Whereas ‘Jeeves’? Didn’t even place. Which, if you believe your New Testament, means the sun will soon turn to blood and the dead will walk the earth. In Argyle sweaters. And bowler hats. And carrying those stupid ivory-trimmed walking sticks.*
Whereas ‘Jeeves’? Didn’t even place. Which, if you believe your New Testament, means the sun will soon turn to blood and the dead will walk the earth. In Argyle sweaters. And bowler hats. And carrying those stupid ivory-trimmed walking sticks.*
Yassar can’t be far behind.
Yassar, Yassir…..whatever…that dead old klepto
I know this, Emma Peel would never have been quite so fabulous in the company of “Mohammed Steed”, bowler hat or no.
you forgot the monacles; the last horseman will apparently be riding an arabian steed and sporting the finest haberdashery and monocle the civilized world has ever known. Hey, just because he’s leveling the Flaming Sword at the heads of the heathen unwashed masses doesn’t mean he can’t clean up, right?
random, unrelated thought –
Jeff, you mentioned that 2005 would include making Taranto your bitch or some such – have you considered that Taranto has minions?
I think you could take a Brian Dawson or a Kevin Schmidt … but toss a Philip Purrington or Tom Stiff into the mix and I think you’re facing insurmountable odds.
My guess is that, sadly, Taranto will remain unbitchified.
You need to get yourself some minions, Jeff.
I can just see that now – hoards of British zombies going around and politely asking: “Excuse me good sir, but might I have a nosh on your delicious brains? Brilliant!”
Bumper Stickerist–
Jeff has better than minions. He has myrmidons.

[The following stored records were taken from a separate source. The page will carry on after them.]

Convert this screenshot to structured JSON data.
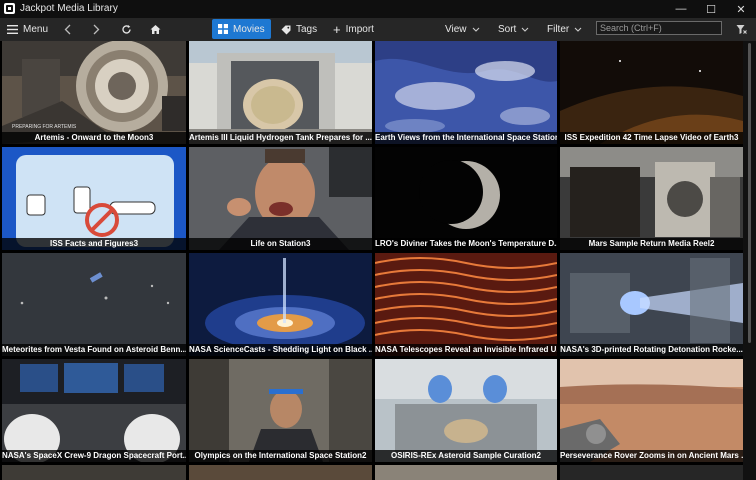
{
  "window": {
    "title": "Jackpot Media Library",
    "minimize": "—",
    "maximize": "☐",
    "close": "✕"
  },
  "toolbar": {
    "menu_label": "Menu",
    "back_icon": "chevron-left",
    "forward_icon": "chevron-right",
    "movies_label": "Movies",
    "tags_label": "Tags",
    "import_label": "Import",
    "view_label": "View",
    "sort_label": "Sort",
    "filter_label": "Filter",
    "search_placeholder": "Search (Ctrl+F)"
  },
  "movies": [
    {
      "title": "Artemis - Onward to the Moon3",
      "overlay": "PREPARING FOR ARTEMIS"
    },
    {
      "title": "Artemis III Liquid Hydrogen Tank Prepares for ..."
    },
    {
      "title": "Earth Views from the International Space Station..."
    },
    {
      "title": "ISS Expedition 42 Time Lapse Video of Earth3"
    },
    {
      "title": "ISS Facts and Figures3"
    },
    {
      "title": "Life on Station3"
    },
    {
      "title": "LRO's Diviner Takes the Moon's Temperature D..."
    },
    {
      "title": "Mars Sample Return Media Reel2"
    },
    {
      "title": "Meteorites from Vesta Found on Asteroid Benn..."
    },
    {
      "title": "NASA ScienceCasts - Shedding Light on Black ..."
    },
    {
      "title": "NASA Telescopes Reveal an Invisible Infrared U..."
    },
    {
      "title": "NASA's 3D-printed Rotating Detonation Rocke..."
    },
    {
      "title": "NASA's SpaceX Crew-9 Dragon Spacecraft Port..."
    },
    {
      "title": "Olympics on the International Space Station2"
    },
    {
      "title": "OSIRIS-REx Asteroid Sample Curation2"
    },
    {
      "title": "Perseverance Rover Zooms in on Ancient Mars ..."
    }
  ]
}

Ana, Yeah, and us myrmidons can swim, too, with out powerful fishy tails.
OUR
Shit. I hate when my quips go awry.
Ah, yes. The Book of Jeeves is my favourite part of the New Testament.
I always enjoyed the old hymn.
Wait for it…
Wait for it….
“Bringing in the Jeeves”
I heard a rumor that Wodehouse considered a last book in which the faithful manservant got a sex change.

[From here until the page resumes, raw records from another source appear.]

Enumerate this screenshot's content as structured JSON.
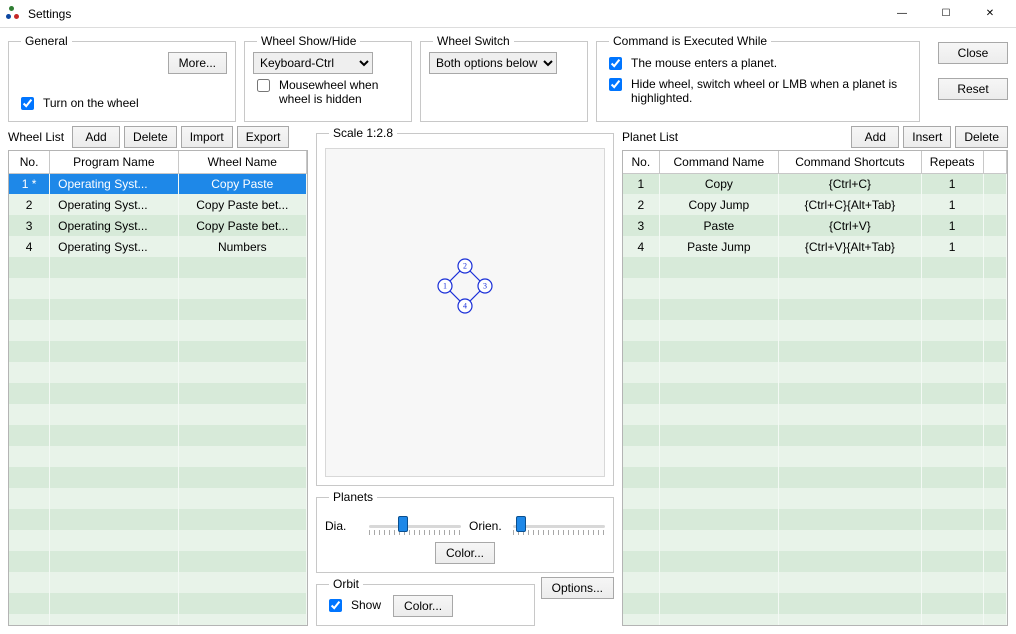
{
  "window": {
    "title": "Settings",
    "btn_min": "—",
    "btn_max": "☐",
    "btn_close": "✕"
  },
  "top": {
    "general": {
      "legend": "General",
      "more_btn": "More...",
      "turn_on_label": "Turn on the wheel",
      "turn_on_checked": true
    },
    "showhide": {
      "legend": "Wheel Show/Hide",
      "combo_value": "Keyboard-Ctrl",
      "mousewheel_label": "Mousewheel when wheel is hidden",
      "mousewheel_checked": false
    },
    "switch": {
      "legend": "Wheel Switch",
      "combo_value": "Both options below"
    },
    "executed": {
      "legend": "Command is Executed While",
      "opt1_label": "The mouse enters a planet.",
      "opt1_checked": true,
      "opt2_label": "Hide wheel, switch wheel or LMB when a planet is highlighted.",
      "opt2_checked": true
    },
    "close_btn": "Close",
    "reset_btn": "Reset"
  },
  "wheel_list": {
    "label": "Wheel List",
    "add_btn": "Add",
    "delete_btn": "Delete",
    "import_btn": "Import",
    "export_btn": "Export",
    "col_no": "No.",
    "col_program": "Program Name",
    "col_wheel": "Wheel Name",
    "rows": [
      {
        "no": "1 *",
        "program": "Operating Syst...",
        "wheel": "Copy Paste",
        "selected": true
      },
      {
        "no": "2",
        "program": "Operating Syst...",
        "wheel": "Copy Paste bet..."
      },
      {
        "no": "3",
        "program": "Operating Syst...",
        "wheel": "Copy Paste bet..."
      },
      {
        "no": "4",
        "program": "Operating Syst...",
        "wheel": "Numbers"
      }
    ]
  },
  "mid": {
    "scale_legend": "Scale 1:2.8",
    "planets_legend": "Planets",
    "dia_label": "Dia.",
    "orien_label": "Orien.",
    "color_btn": "Color...",
    "orbit_legend": "Orbit",
    "show_label": "Show",
    "show_checked": true,
    "options_btn": "Options...",
    "planet_labels": {
      "p1": "1",
      "p2": "2",
      "p3": "3",
      "p4": "4"
    }
  },
  "planet_list": {
    "label": "Planet List",
    "add_btn": "Add",
    "insert_btn": "Insert",
    "delete_btn": "Delete",
    "col_no": "No.",
    "col_cmd": "Command Name",
    "col_short": "Command Shortcuts",
    "col_rep": "Repeats",
    "rows": [
      {
        "no": "1",
        "cmd": "Copy",
        "short": "{Ctrl+C}",
        "rep": "1"
      },
      {
        "no": "2",
        "cmd": "Copy Jump",
        "short": "{Ctrl+C}{Alt+Tab}",
        "rep": "1"
      },
      {
        "no": "3",
        "cmd": "Paste",
        "short": "{Ctrl+V}",
        "rep": "1"
      },
      {
        "no": "4",
        "cmd": "Paste Jump",
        "short": "{Ctrl+V}{Alt+Tab}",
        "rep": "1"
      }
    ]
  }
}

But I think he may have been just making Miss Jeeves.
Robin, my favorite hymn was “Jeeves Us Saves.”
You mean the Monte Python guys will take over the earth?
Butlers are addressed by their surname…Jeeves is such, not a forename.

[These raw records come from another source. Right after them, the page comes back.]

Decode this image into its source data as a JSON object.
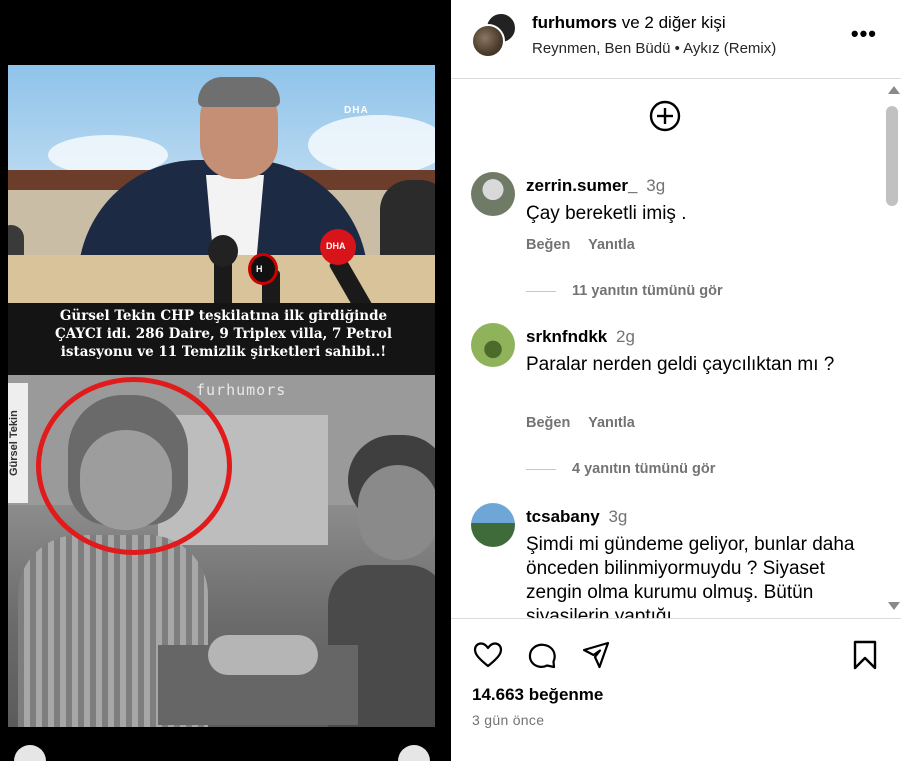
{
  "colors": {
    "accent_red": "#e11b1b",
    "muted_text": "#737373",
    "divider": "#dbdbdb"
  },
  "media": {
    "caption_lines": [
      "Gürsel Tekin CHP teşkilatına ilk girdiğinde",
      "ÇAYCI idi. 286 Daire, 9  Triplex villa, 7 Petrol",
      "istasyonu ve 11 Temizlik şirketleri sahibi..!"
    ],
    "watermark": "furhumors",
    "side_label": "Gürsel Tekin",
    "channel_logo": "DHA"
  },
  "header": {
    "username": "furhumors",
    "coauthors_suffix": "ve 2 diğer kişi",
    "audio": "Reynmen, Ben Büdü • Aykız (Remix)",
    "more_icon": "more-horizontal-icon"
  },
  "comments": [
    {
      "username": "zerrin.sumer_",
      "time": "3g",
      "text": "Çay bereketli imiş .",
      "like": "Beğen",
      "reply": "Yanıtla",
      "view_replies": "11 yanıtın tümünü gör"
    },
    {
      "username": "srknfndkk",
      "time": "2g",
      "text": "Paralar nerden geldi çaycılıktan mı ?",
      "like": "Beğen",
      "reply": "Yanıtla",
      "view_replies": "4 yanıtın tümünü gör"
    },
    {
      "username": "tcsabany",
      "time": "3g",
      "text": "Şimdi mi gündeme geliyor, bunlar daha önceden bilinmiyormuydu ? Siyaset zengin olma kurumu olmuş. Bütün siyasilerin yaptığı"
    }
  ],
  "actions": {
    "icons": [
      "heart-icon",
      "comment-icon",
      "share-icon",
      "bookmark-icon"
    ]
  },
  "likes": "14.663 beğenme",
  "date": "3 gün önce"
}
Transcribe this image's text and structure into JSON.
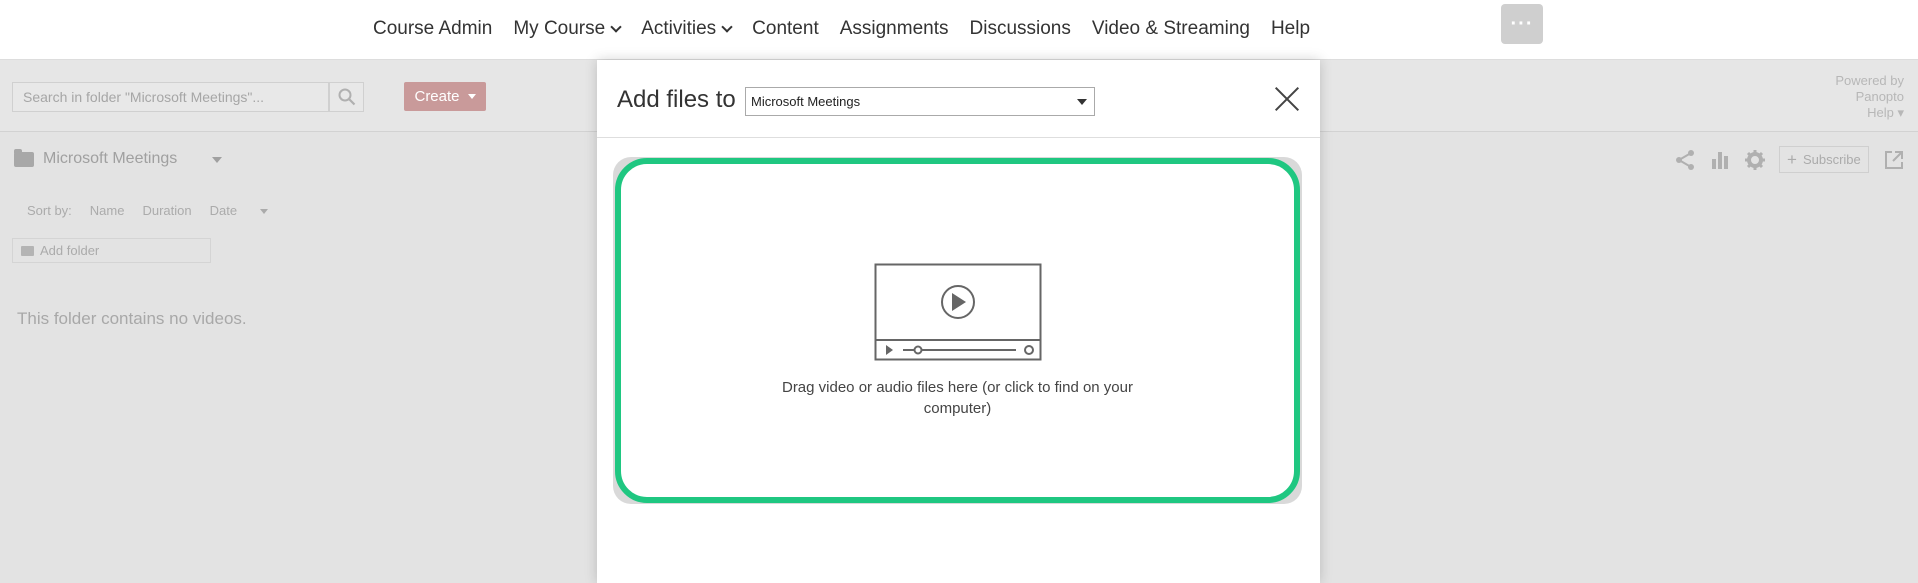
{
  "nav": {
    "items": [
      {
        "label": "Course Admin",
        "dropdown": false
      },
      {
        "label": "My Course",
        "dropdown": true
      },
      {
        "label": "Activities",
        "dropdown": true
      },
      {
        "label": "Content",
        "dropdown": false
      },
      {
        "label": "Assignments",
        "dropdown": false
      },
      {
        "label": "Discussions",
        "dropdown": false
      },
      {
        "label": "Video & Streaming",
        "dropdown": false
      },
      {
        "label": "Help",
        "dropdown": false
      }
    ],
    "more_label": "···"
  },
  "panopto": {
    "search": {
      "placeholder": "Search in folder \"Microsoft Meetings\"..."
    },
    "create_label": "Create",
    "powered_by": "Powered by",
    "brand": "Panopto",
    "help_label": "Help",
    "folder_name": "Microsoft Meetings",
    "sort": {
      "label": "Sort by:",
      "options": [
        "Name",
        "Duration",
        "Date"
      ]
    },
    "add_folder_label": "Add folder",
    "empty_message": "This folder contains no videos.",
    "subscribe_label": "Subscribe"
  },
  "modal": {
    "title": "Add files to",
    "selected_folder": "Microsoft Meetings",
    "drop_text": "Drag video or audio files here (or click to find on your computer)"
  },
  "colors": {
    "dropzone_border": "#1fc781",
    "create_button": "#c99a9a"
  }
}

From an old post, some names of the current butler employing classes:
IN A changing world, the staff list on Tatler’s masthead is an enduring joy. A few from the current issue: Leon St Amour, Ticky Hedley-Dent, Debonnaire von Bismarck, Raphaëlla Riboud, Sheikh Majed Al-Sabah, Ellen Himelfarb and – magnificently – Muffie Sproat.